Из глубины сада вместе с ветром – порывы его то относят звук в сторону, то швыряют прямо на дом – слышится гудение насоса: еще один источник шума, Роза ворчит и жалуется, что ей «всю душу выворачивает». Душа и вправду издергана, вывернута наизнанку, но этого никто не замечает. Во мне поселилась неуемная тревога, словно где-то скулят псы. Качают мазут. Уж наверно, кольчатый шланг змеится между кустами лаванды, £ мосье Андре, у которого особая страсть хвататься за все грязное и тяжелое, наверняка взялся помогать истопнику. А позаботился ли он огородить фаянсовые кадки? И посаженные весной кипарисы? Все так хрупко… Цветочные горшки и кадки трескаются и лупятся; каждый день мистраль обламывает ветки, в считанные часы они буреют, и кажется, что кипарис погибает. Никто никогда не принимает всех необходимых мер предосторожности. Может быть, они воображают, будто мир так уж прочен? Надо бы застыть неподвижно посреди своих владений и следить за каждой мелочью; а может быть, вернее ни на минуту не останавливаться, снова и снова обходить крепость дозором, следить, чтоб не рвалось, где тонко, не дать противнику застичь нас врасплох, здесь закрыть хлопающую дверь, там опустить занавеску от солнца. Хотел бы я стать сразу и часовым и патрульным. Зорко подстерегать из засады и в то же время носиться с места на место. Гуденье нарастает – или мне мерещится? Может быть, это ветер стихает. Все реже я слышу крики детей, чего-то они не поделили там, у бассейна, и переругиваются. Незачем подниматься и смотреть, я и с закрытыми глазами опишу эту сцену: Беттина спустила бретельки купальника и молча вытянулась на каменных плитах. Ролан притащил из своей комнаты проигрыватель и сейчас крутит на весь сад очередной привязавшийся мотивчик – пять, десять, двадцать раз подряд, досыта, как некогда крутилась неувядаемая «Венгерская рапсодия», заглушая голос мадам Пашабюльян. На этой неделе Ролан открыл для себя джаз тридцатилетней давности. Ну вот. Ветер далеко разносит обрывки голосов – то ли вопят пациенты в больнице Сент-Джеймс, то ли звучит «Сен-Луи блюз» – вечно я путаю этих святых.

– Старая штука, ей лет шесть, не меньше, – говорит Ролан и снова ставит ту же пластинку.

– Шесть лет! – не открывая глаз, Беттина пожимает плечами.

(Для первого встречного на улице – женщина. Здесь, с нами и с братьями, – насмешливая девчонка.)

Робер спит после обеда.

– Не могу вынести эту жару, – заявила Женевьева.

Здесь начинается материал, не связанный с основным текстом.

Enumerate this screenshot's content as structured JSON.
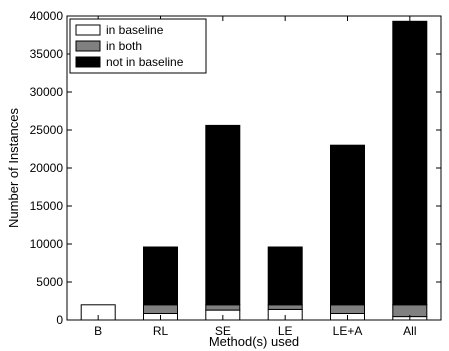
{
  "chart_data": {
    "type": "bar",
    "stacked": true,
    "categories": [
      "B",
      "RL",
      "SE",
      "LE",
      "LE+A",
      "All"
    ],
    "series": [
      {
        "name": "in baseline",
        "color": "#ffffff",
        "values": [
          2000,
          850,
          1300,
          1400,
          850,
          450
        ]
      },
      {
        "name": "in both",
        "color": "#808080",
        "values": [
          0,
          1150,
          700,
          600,
          1150,
          1550
        ]
      },
      {
        "name": "not in baseline",
        "color": "#000000",
        "values": [
          0,
          7600,
          23600,
          7600,
          21000,
          37300
        ]
      }
    ],
    "xlabel": "Method(s) used",
    "ylabel": "Number of Instances",
    "ylim": [
      0,
      40000
    ],
    "yticks": [
      0,
      5000,
      10000,
      15000,
      20000,
      25000,
      30000,
      35000,
      40000
    ],
    "legend_position": "top-left",
    "grid": false
  }
}
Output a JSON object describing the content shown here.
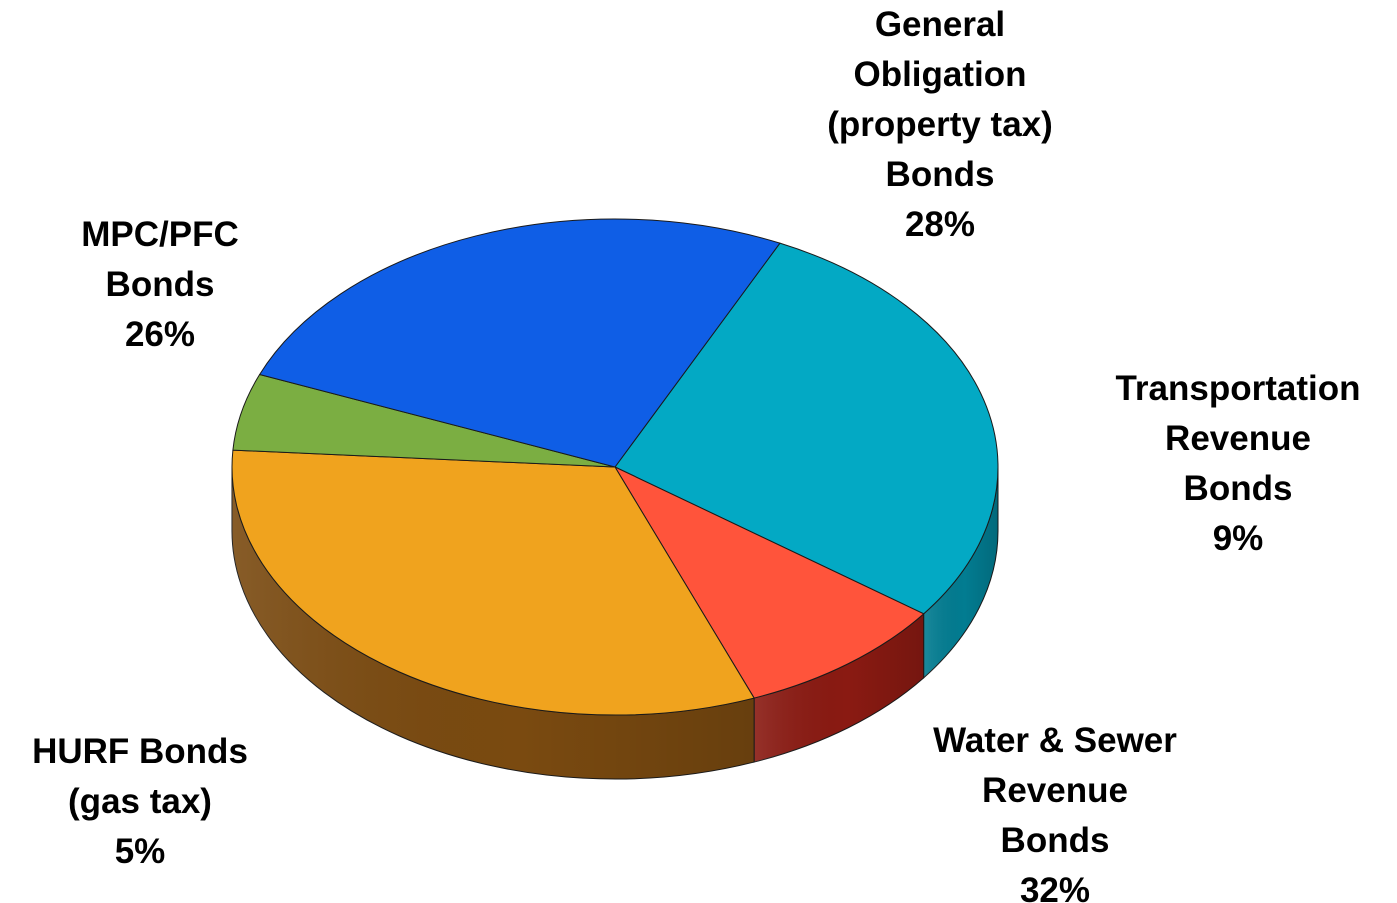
{
  "chart_data": {
    "type": "pie",
    "style": "3d-tilted",
    "unit": "%",
    "slices": [
      {
        "name": "General Obligation (property tax) Bonds",
        "lines": [
          "General",
          "Obligation",
          "(property tax)",
          "Bonds"
        ],
        "pct_label": "28%",
        "value": 28,
        "color": "#03A9C4",
        "side_color": "#027C91"
      },
      {
        "name": "Transportation Revenue Bonds",
        "lines": [
          "Transportation",
          "Revenue",
          "Bonds"
        ],
        "pct_label": "9%",
        "value": 9,
        "color": "#FF543B",
        "side_color": "#8A1A12"
      },
      {
        "name": "Water & Sewer Revenue Bonds",
        "lines": [
          "Water & Sewer",
          "Revenue",
          "Bonds"
        ],
        "pct_label": "32%",
        "value": 32,
        "color": "#F0A31E",
        "side_color": "#7A4A10"
      },
      {
        "name": "HURF Bonds (gas tax)",
        "lines": [
          "HURF Bonds",
          "(gas tax)"
        ],
        "pct_label": "5%",
        "value": 5,
        "color": "#7BAE42",
        "side_color": "#4F7A28"
      },
      {
        "name": "MPC/PFC Bonds",
        "lines": [
          "MPC/PFC",
          "Bonds"
        ],
        "pct_label": "26%",
        "value": 26,
        "color": "#0F5EE6",
        "side_color": "#0A45B0"
      }
    ]
  }
}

Среди листвы я различаю дрожащие, словно пламя в печи, алые и голубые буквы – ESSO или, может быть, TOTAL. Тот тип с мазутом, уж конечно, не может удержаться – болтает с мосье Андре, следит за счетчиком, а сам нет-нет да и покосится на грудь Беттины, на ее плечи. Поднимает глаза на дом, бормочет себе под нос: «Интересно знать, во сколько им это все влетело…» Беттина кожей ощущает… Нет, мне мерещится. Слышу всплеск: кто-то нырнул. С весны она как-то по-новому краснеет – медленно, постепенно, словно тень румянца опускается под загаром от висков до груди.

– Ты на меня брызгаешь! – кричит Ролан.

По дороге на холм взбирается трактор. Может быть, Женевьева где-то в доме помогает Розе смочить белье перед глажкой? Или укладывает в ящик игрушки Робера? Каждое лето глаза Женевьевы светлеют. С тех пор, как мы в Лоссане, во взгляде ее нередко мелькает (по крайней мере так мне кажется) доля того же страха, что затаился во мне, – я вновь открываю его на дне души, едва замолкает наконец гудение насоса, и вся прелесть этого дня мягко берет меня за горло, чтобы придушить. И давит, давит… Слышится смех, голоса, хлопает дверца, и сквозь листву я вижу – мимо скользят алое и голубое ESSO или TOTAL. Надо бы посметь жаловаться, разложить эту блаженную картинку на составные части, взвесить дозы времени, труда, сна, мужества, которые входят в эту смесь – тяжкий хмель, оцепенение и безнадежность, что берут меня за горло и стискивают, и в груди все дрожит от удушья, и все это у Женевьевы называется «хорошенько отдохнуть после обеда». Да, слишком жаркое нынче лето.